Para 2028 el 25% de las brechas vendrán de agentes de IA: la lección de McKinsey sobre la nueva superficie de ataque

​​Para 2028, el 25% de las brechas empresariales serán atribuibles al abuso de agentes de IA, según Gartner. Simultáneamente, el costo promedio de una brecha de datos alcanza los USD 4.88 millones, de acuerdo con el Cost of a Data Breach Report 2024 de IBM

A esto se suma que la inyección de prompts encabeza el OWASP Top 10 for LLMs como el riesgo número 1 desde su primera publicación, confirmando que la capa de lenguaje natural es el vector de entrada más crítico en la actualidad. 

La vulneración de marzo de 2026 a los sistemas de McKinsey mediante la herramienta CodeWall demuestra que delegar permisos de ejecución a agentes de IA sin controles en la capa de orquestación destruye los perímetros de seguridad tradicionales.
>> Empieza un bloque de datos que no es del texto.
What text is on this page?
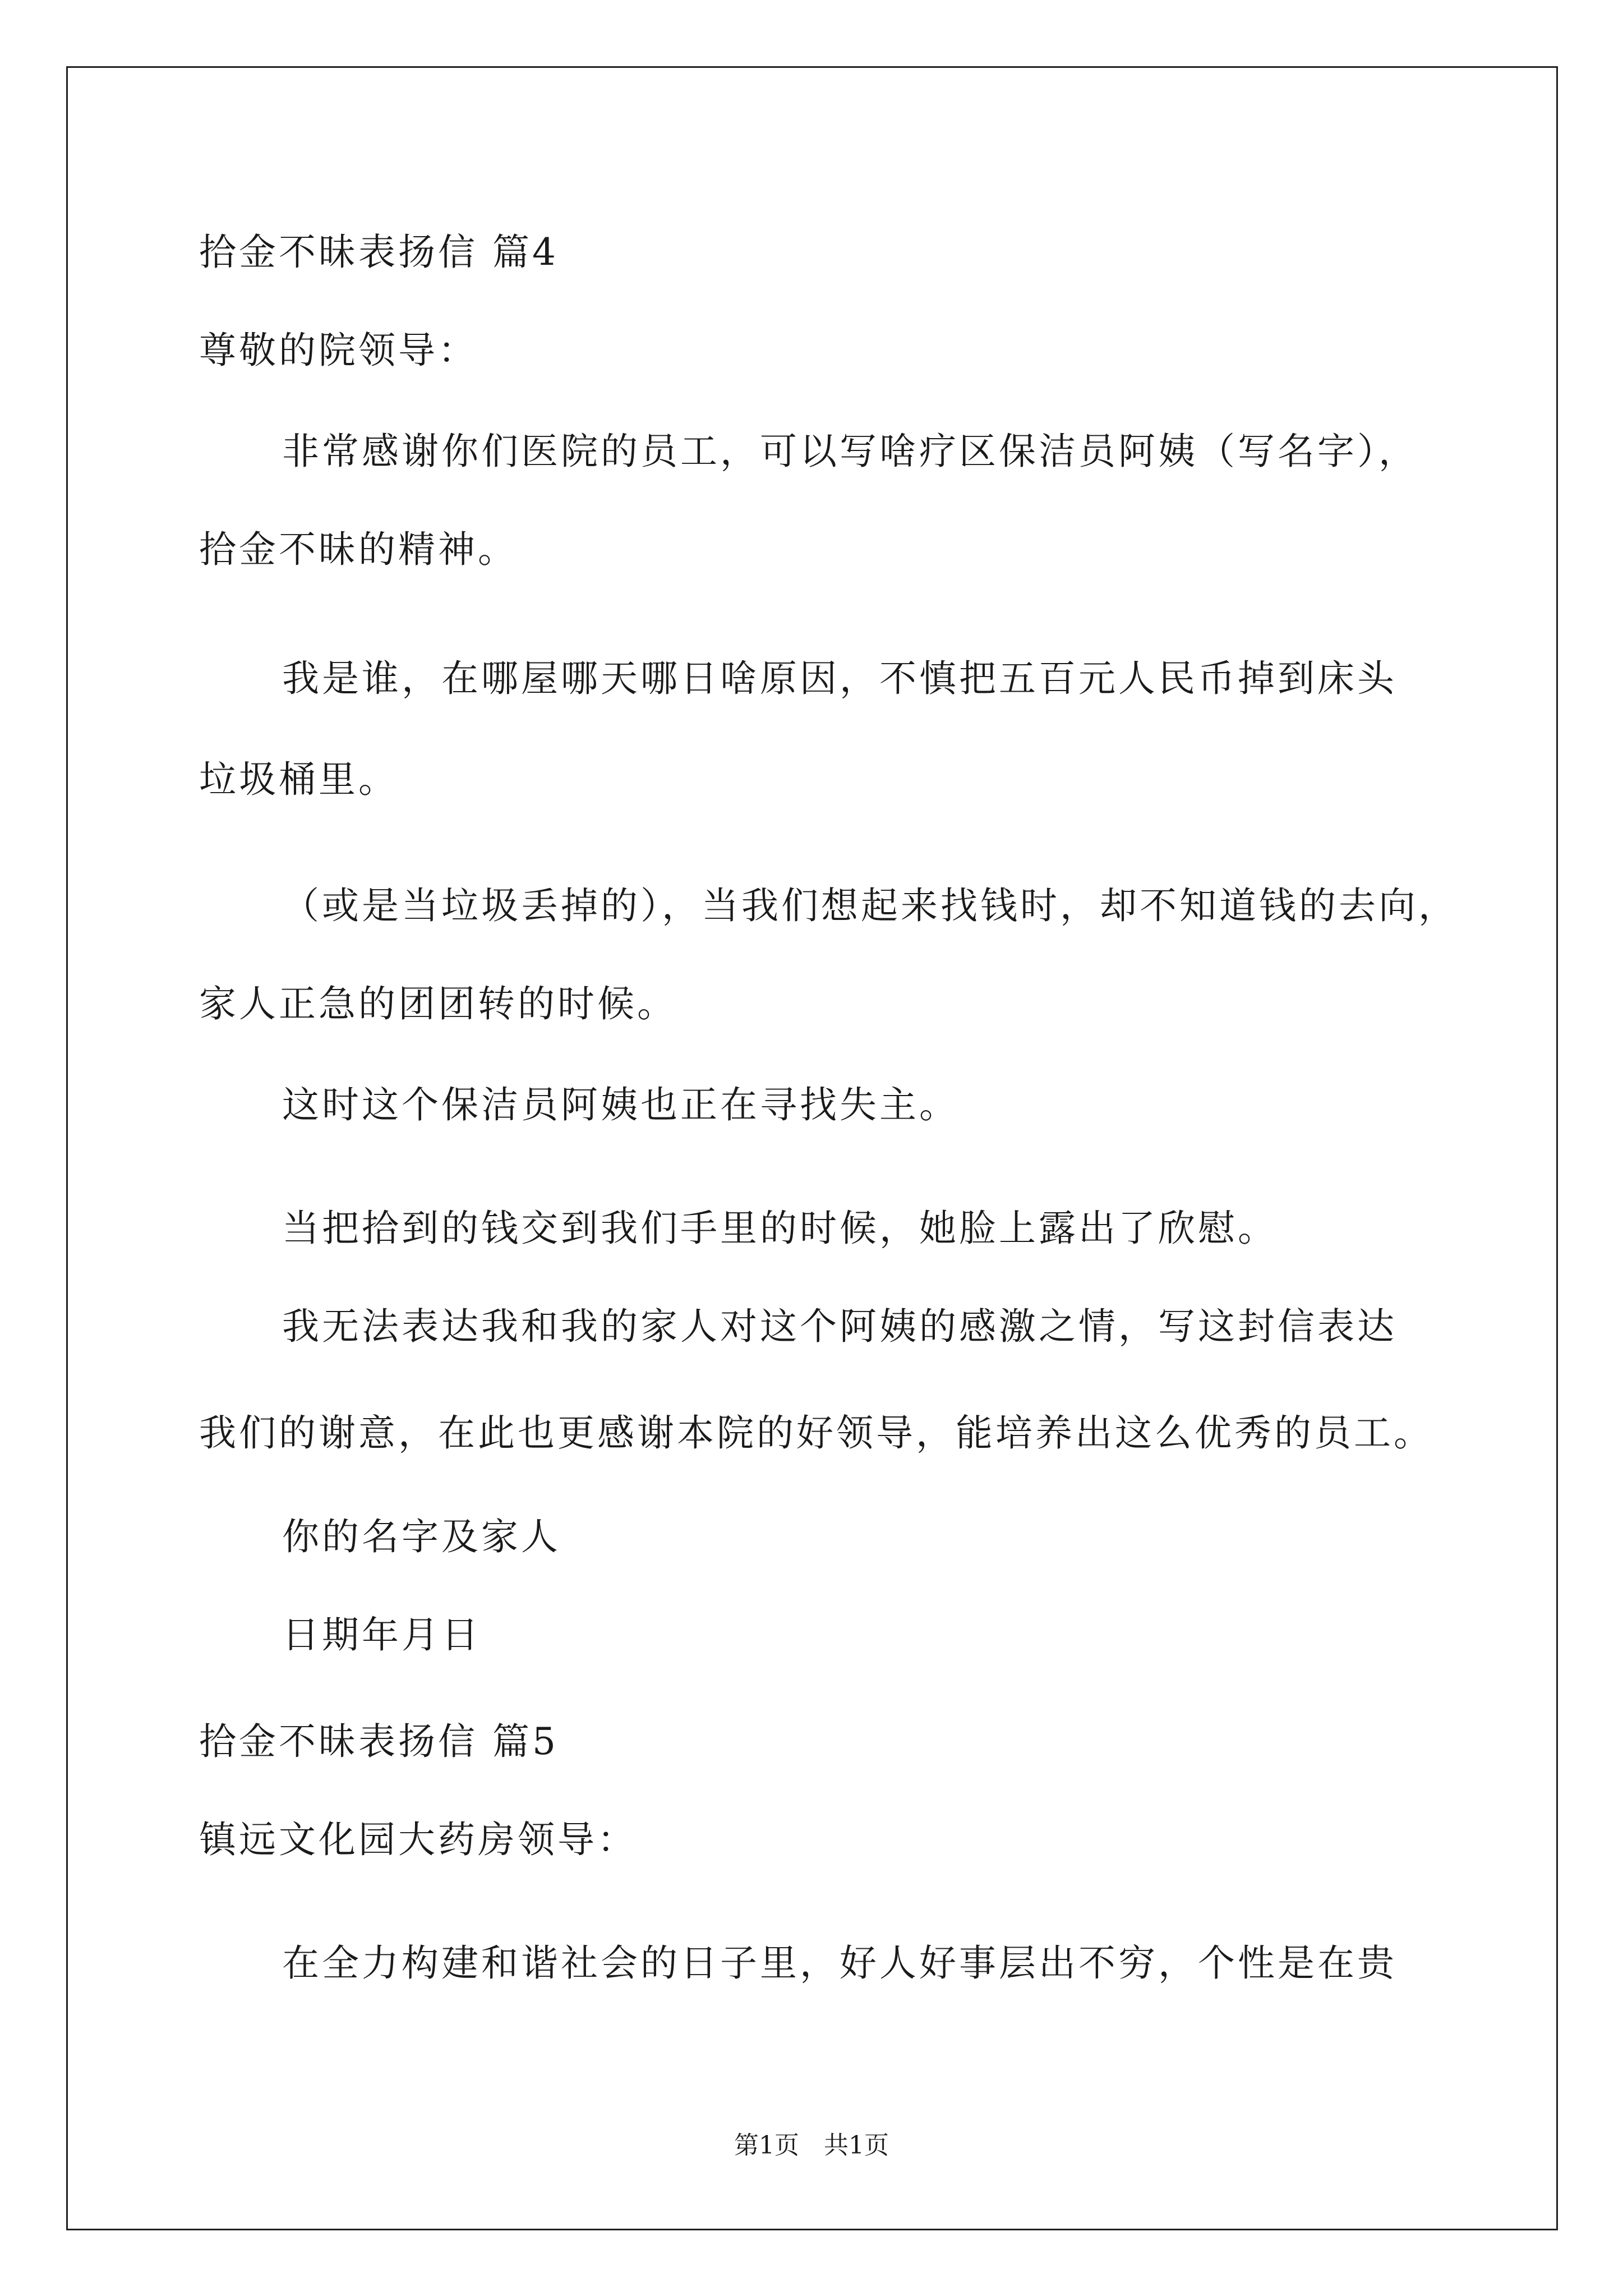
拾金不昧表扬信 篇4
尊敬的院领导：
非常感谢你们医院的员工，可以写啥疗区保洁员阿姨（写名字），
拾金不昧的精神。
我是谁，在哪屋哪天哪日啥原因，不慎把五百元人民币掉到床头
垃圾桶里。
（或是当垃圾丢掉的），当我们想起来找钱时，却不知道钱的去向，
家人正急的团团转的时候。
这时这个保洁员阿姨也正在寻找失主。
当把拾到的钱交到我们手里的时候，她脸上露出了欣慰。
我无法表达我和我的家人对这个阿姨的感激之情，写这封信表达
我们的谢意，在此也更感谢本院的好领导，能培养出这么优秀的员工。
你的名字及家人
日期年月日
拾金不昧表扬信 篇5
镇远文化园大药房领导：
在全力构建和谐社会的日子里，好人好事层出不穷，个性是在贵
第1页　共1页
Por qué los escáneres DAST y SAST son ciegos ante la IA agéntica

Los escáneres DAST y SAST son estructuralmente incapaces de evaluar la lógica probabilística de los LLMs — no buscan firmas de código sino manipulaciones semánticas en lenguaje natural. 
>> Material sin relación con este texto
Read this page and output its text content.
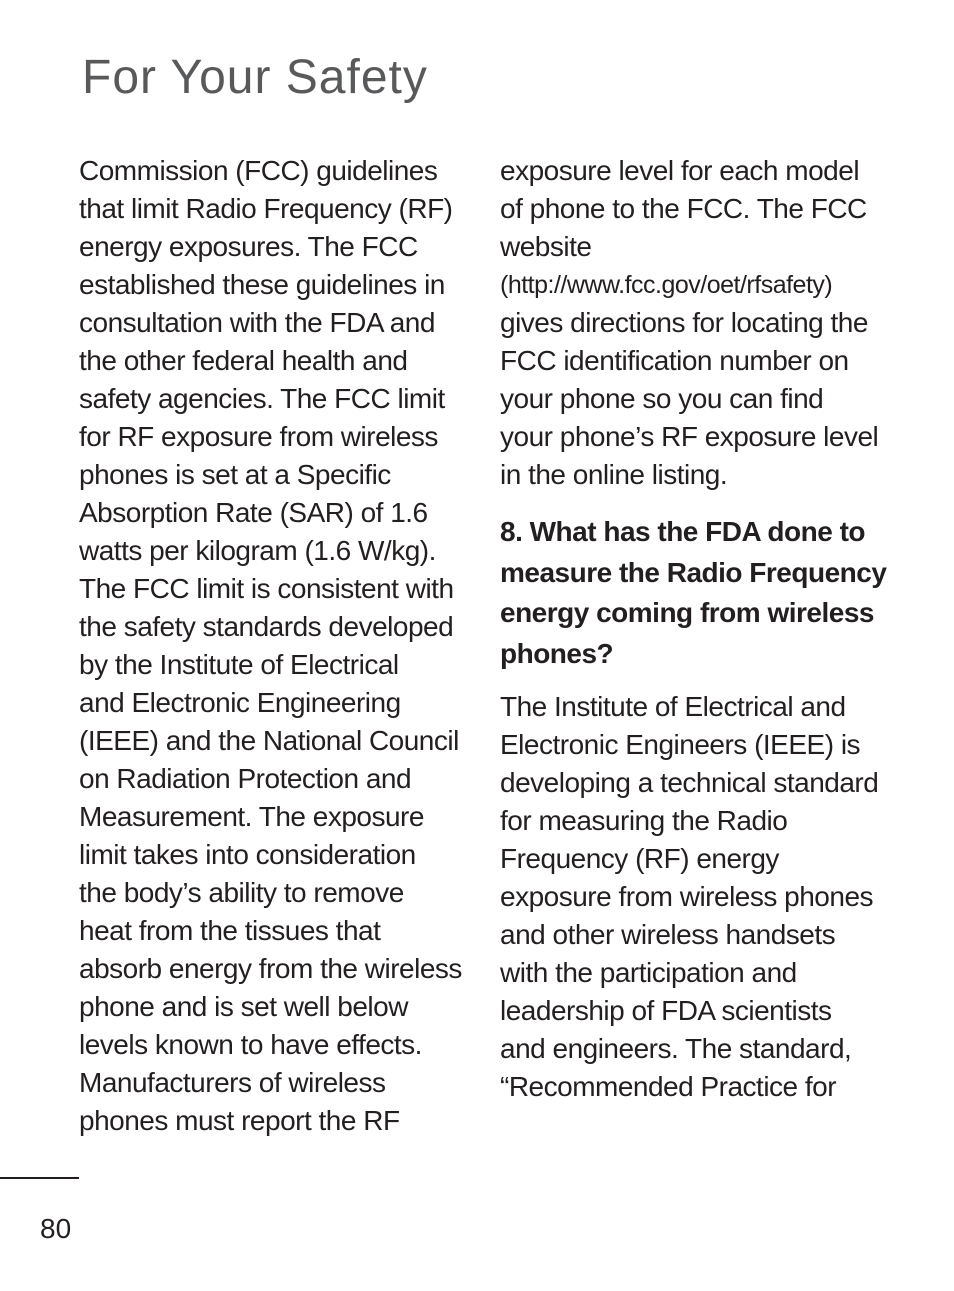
For Your Safety
Commission (FCC) guidelines
that limit Radio Frequency (RF)
energy exposures. The FCC
established these guidelines in
consultation with the FDA and
the other federal health and
safety agencies. The FCC limit
for RF exposure from wireless
phones is set at a Specific
Absorption Rate (SAR) of 1.6
watts per kilogram (1.6 W/kg).
The FCC limit is consistent with
the safety standards developed
by the Institute of Electrical
and Electronic Engineering
(IEEE) and the National Council
on Radiation Protection and
Measurement. The exposure
limit takes into consideration
the body’s ability to remove
heat from the tissues that
absorb energy from the wireless
phone and is set well below
levels known to have effects.
Manufacturers of wireless
phones must report the RF
exposure level for each model
of phone to the FCC. The FCC
website
(http://www.fcc.gov/oet/rfsafety)
gives directions for locating the
FCC identification number on
your phone so you can find
your phone’s RF exposure level
in the online listing.
8. What has the FDA done to
measure the Radio Frequency
energy coming from wireless
phones?
The Institute of Electrical and
Electronic Engineers (IEEE) is
developing a technical standard
for measuring the Radio
Frequency (RF) energy
exposure from wireless phones
and other wireless handsets
with the participation and
leadership of FDA scientists
and engineers. The standard,
“Recommended Practice for
80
Un escáner de Pruebas de Seguridad de Aplicaciones Dinámicas (DAST) o Estáticas (SAST) está diseñado para operar bajo un paradigma determinista. Busca firmas conocidas, errores de sintaxis, configuraciones incorrectas o vectores de ataque estructurados como la inyección SQL o el Cross-Site Scripting (XSS). Los LLMs, por su diseño arquitectónico, no operan mediante reglas estrictas, sino mediante la predicción probabilística de tokens basada en el contexto proporcionado.
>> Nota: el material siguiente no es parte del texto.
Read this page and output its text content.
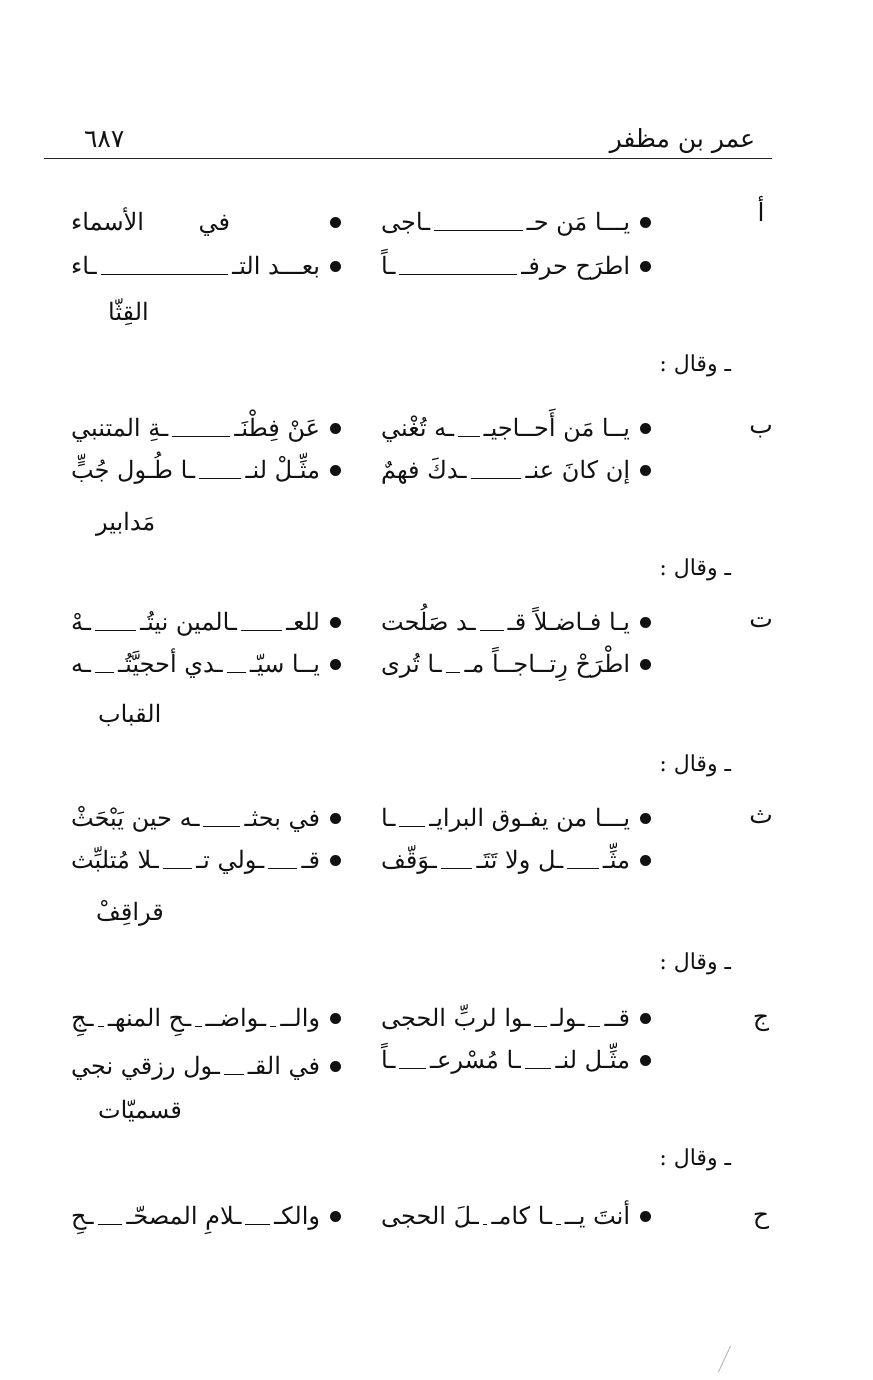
عمر بن مظفر
٦٨٧
أ
يـــا مَن حـ
ـاجى
اطرَح حرفـ
ـاً
في
الأسماء
بعـــد التـ
ـاء
القِثّا
ـ وقال :
ب
يــا مَن أَحــاجيـ
ـه تُغْني
إن كانَ عنـ
ـدكَ فهمٌ
عَنْ فِطْنَـ
ـةِ المتنبي
مثِّـلْ لنـ
ـا طُـول جُبٍّ
مَدابير
ـ وقال :
ت
يـا فـاضـلاً قـ
ـد صَلُحت
اطْرَحْ رِتــاجــاً مـ
ـا تُرى
للعـ
ـالمين نيتُـ
ـهْ
يــا سيّـ
ـدي أحجيَّتُـ
ـه
القباب
ـ وقال :
ث
يـــا من يفـوق البرايـ
ـا
مثِّـ
ـل ولا تَتَـ
ـوَقّف
في بحثـ
ـه حين يَبْحَثْ
قـ
ـولي تـ
ـلا مُتلبِّث
قراقِفْ
ـ وقال :
ج
قــ
ـولـ
ـوا لربِّ الحجى
مثِّـل لنـ
ـا مُسْرعـ
ـاً
والــ
ـواضــ
ـحِ المنهـ
ـجِ
في القـ
ـول رزقي نجي
قسميّات
ـ وقال :
ح
أنتَ يــ
ـا كامـ
ـلَ الحجى
والكـ
ـلامِ المصحّـ
ـحِ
Esta diferencia estructural inutiliza las defensas convencionales. Cuando un atacante inyecta instrucciones maliciosas en el contexto de un modelo, no está explotando un error en el código de la aplicación, sino manipulando el comportamiento previsto del sistema. El LLM procesa el texto malicioso como instrucciones legítimas, generando un resultado que la aplicación confía y ejecuta. Para el escáner de seguridad tradicional, el flujo de datos parece completamente normal y autorizado.

La dependencia de herramientas de escaneo heredadas crea una falsa sensación de seguridad en las juntas directivas y los equipos de TI. Los responsables de la seguridad de la información (CISOs) que autorizan el despliegue de agentes de IA basándose en reportes SAST limpios están exponiendo a sus organizaciones a riesgos operativos severos. La seguridad de los agentes requiere un enfoque centrado en la auditoría continua de los system prompts, la validación semántica de los inputs/outputs y la restricción estricta de los permisos otorgados a los orquestadores subyacentes.

Anatomía de un desastre: agencia excesiva y el compromiso de CodeWall en McKinsey

 

El incidente de marzo de 2026 reportado por Infobae ilustra la transición de los ataques teóricos a compromisos críticos en entornos corporativos reales. La herramienta CodeWall, utilizada en el entorno de McKinsey, no operaba como un simple chatbot pasivo, sino como un agente autónomo integrado en los flujos de desarrollo. Este tipo de arquitectura permite al modelo no solo leer información, sino invocar interfaces de programación de aplicaciones (APIs), modificar bases de datos y ejecutar código a través de herramientas externas (Tool Calling).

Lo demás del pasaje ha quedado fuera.